47話・ノアールの両親はまさかの?
「ノアールさん。失礼ですよ」
「大丈夫よ。いつもわたくしたちはこれが平常だから。ね、ノアール」
見ていてハラハラする。ノアールの腕を引けば、それを見た陛下がうふふと笑う。ノアールが反抗的でも楽しそうだった。ノアールは不貞腐れたような顔をする。彼のそんな顔を見るのは初めてでびっくりした。
「別に強制ではないわ。サーラ嬢と個人的にお話がしたいだけよ。駄目かしら?」
「あ。わたしは全然構いません。でも、その、礼儀とか知らなくて、もしかしたら陛下に対して知らないうちに失礼な態度とかとるかもしれなくて、その……」
女王陛下を前に、うまく言葉が紡げない。言葉が堂々巡りをしている気がする。女王陛下には、誘われて大変光栄には思っている。でも、私は平民として育ってきた。こういったお偉い方々の前に出るマナーとか全然知らないし、登城するとなればそれなりの正装が必要だと聞いたことがある。そんな服なんて持っていないし、登城できるはずがない。これはきっと社交辞令なのだろう。と、思ったら陛下がにっこり微笑んだ。
「あなたが普段、話している言葉で話してくれればいいわ。ここは堅苦しい王宮ではないし、ノースデン山よ。わたくしは休暇を利用して遊びに来た、ただの通りすがりの小母さん。あなたが気に入って、我が家にお誘いした。それだけよ」
「あ、はい。では、そういった機会があれば──」
「嬉しいわ。楽しみにしているわね」
陛下はお忍びできたので、あくまでもこれは個人的なお誘いだと言ってくれた。しかし、我が家って王宮のことですよね? 強引な押しにちょっと引けたが、うっかり本気にすると、とんでもないことになりそうで聞き流すことにした。陛下は自分のことを『小母さん』なんて言ったが、とんでもない。綺麗なお姉さんにしか思えない。
「サーラに変なことを言うなよ」
「そんなに彼女のことが心配なら一緒に来たらどう? 彼女も王宮なんて場所に来たら委縮しちゃうかもしれないから。そうよ、あなたも一緒にいらっしゃい」
「分かったよ」
機会があればそのうちに……と、自分では話を濁したつもりだったが、陛下は乗り気の様で、ノアールにも参加を呼び掛けていた。ノアールはあっさり承諾? これって陛下のお招きに応じることになってしまったのでは? 何で?
「その時は、我も共に……」
「あら。あなたは駄目よ」
「なぜ?」
「サーラ嬢に目移りしたら困るもの」
「そんなことはない。おまえ一筋だ」
「はいはい」
アイオライト公爵も参加したいと言い出したが、そちらは軽くお断りされていた。それにしても陛下と公爵は随分、仲が良さそうに見える。会話だけ聞いていると、まるで恋人同士のような?

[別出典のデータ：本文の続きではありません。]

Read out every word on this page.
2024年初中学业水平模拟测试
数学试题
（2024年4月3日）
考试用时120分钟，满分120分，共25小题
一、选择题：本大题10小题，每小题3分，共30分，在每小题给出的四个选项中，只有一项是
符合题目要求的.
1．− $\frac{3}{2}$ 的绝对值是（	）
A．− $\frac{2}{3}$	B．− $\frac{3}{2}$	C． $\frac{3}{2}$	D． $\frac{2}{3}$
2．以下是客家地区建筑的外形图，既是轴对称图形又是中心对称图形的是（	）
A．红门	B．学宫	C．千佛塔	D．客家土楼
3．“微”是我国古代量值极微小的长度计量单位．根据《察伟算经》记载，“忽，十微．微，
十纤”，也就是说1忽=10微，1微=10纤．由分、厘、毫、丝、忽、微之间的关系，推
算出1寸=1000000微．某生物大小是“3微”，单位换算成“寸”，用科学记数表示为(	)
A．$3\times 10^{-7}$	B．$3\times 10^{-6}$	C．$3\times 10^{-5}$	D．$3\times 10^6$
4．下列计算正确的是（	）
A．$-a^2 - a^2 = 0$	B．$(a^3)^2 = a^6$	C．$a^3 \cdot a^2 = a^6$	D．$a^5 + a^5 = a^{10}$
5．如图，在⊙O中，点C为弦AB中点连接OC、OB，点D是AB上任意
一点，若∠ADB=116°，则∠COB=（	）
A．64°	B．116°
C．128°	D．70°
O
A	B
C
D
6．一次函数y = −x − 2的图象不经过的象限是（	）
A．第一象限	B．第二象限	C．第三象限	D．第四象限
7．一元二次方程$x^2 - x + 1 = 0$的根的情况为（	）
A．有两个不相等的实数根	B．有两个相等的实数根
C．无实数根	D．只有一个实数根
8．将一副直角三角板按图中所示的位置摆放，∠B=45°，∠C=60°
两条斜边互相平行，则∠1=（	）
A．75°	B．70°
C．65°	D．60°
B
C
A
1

「いい年して、みっともない。少しは人目を気にしろよな」
ノアールの声に、陛下は後ろにいる気まずそうなアコダ達と目が合い、恥ずかしそうに俯いた。アイオライト公爵は逆に堂々としている。
「別に番との仲を、息子ごときにとやかく言われたくはないな」
「息子?」
いま、公爵の口からさりげなく、とんでもない事実が飛び出したような? ノアールを見れば苦笑が返ってくる。まさかとは思いながらも、ノアールが公爵や、陛下に遠慮ない物言いが出来るのはそう言う事?
──ノアールは、女王陛下とアイオライト公爵の息子?
緊張のあまり硬直していた体に、それ以上の負荷がかかったようで足元が揺らいだと思ったら、ノアールの驚く顔が目に入った。
「さ、サーラ?」
「サーラ嬢?」
「「サーラ!」」
今日は色々あったせいか、私の許容範囲を超えてしまったみたいだ。意識が遠のくような気がする。薄れゆく意識の中で、最後に目にしたのは皆の驚く顔と、こちらに向かって手を伸ばすノアールと、倒れこむ前に誰かに受け止めてもらえた様な感覚。それがノアールだと良いなと思いながら、私は意識を手放していた。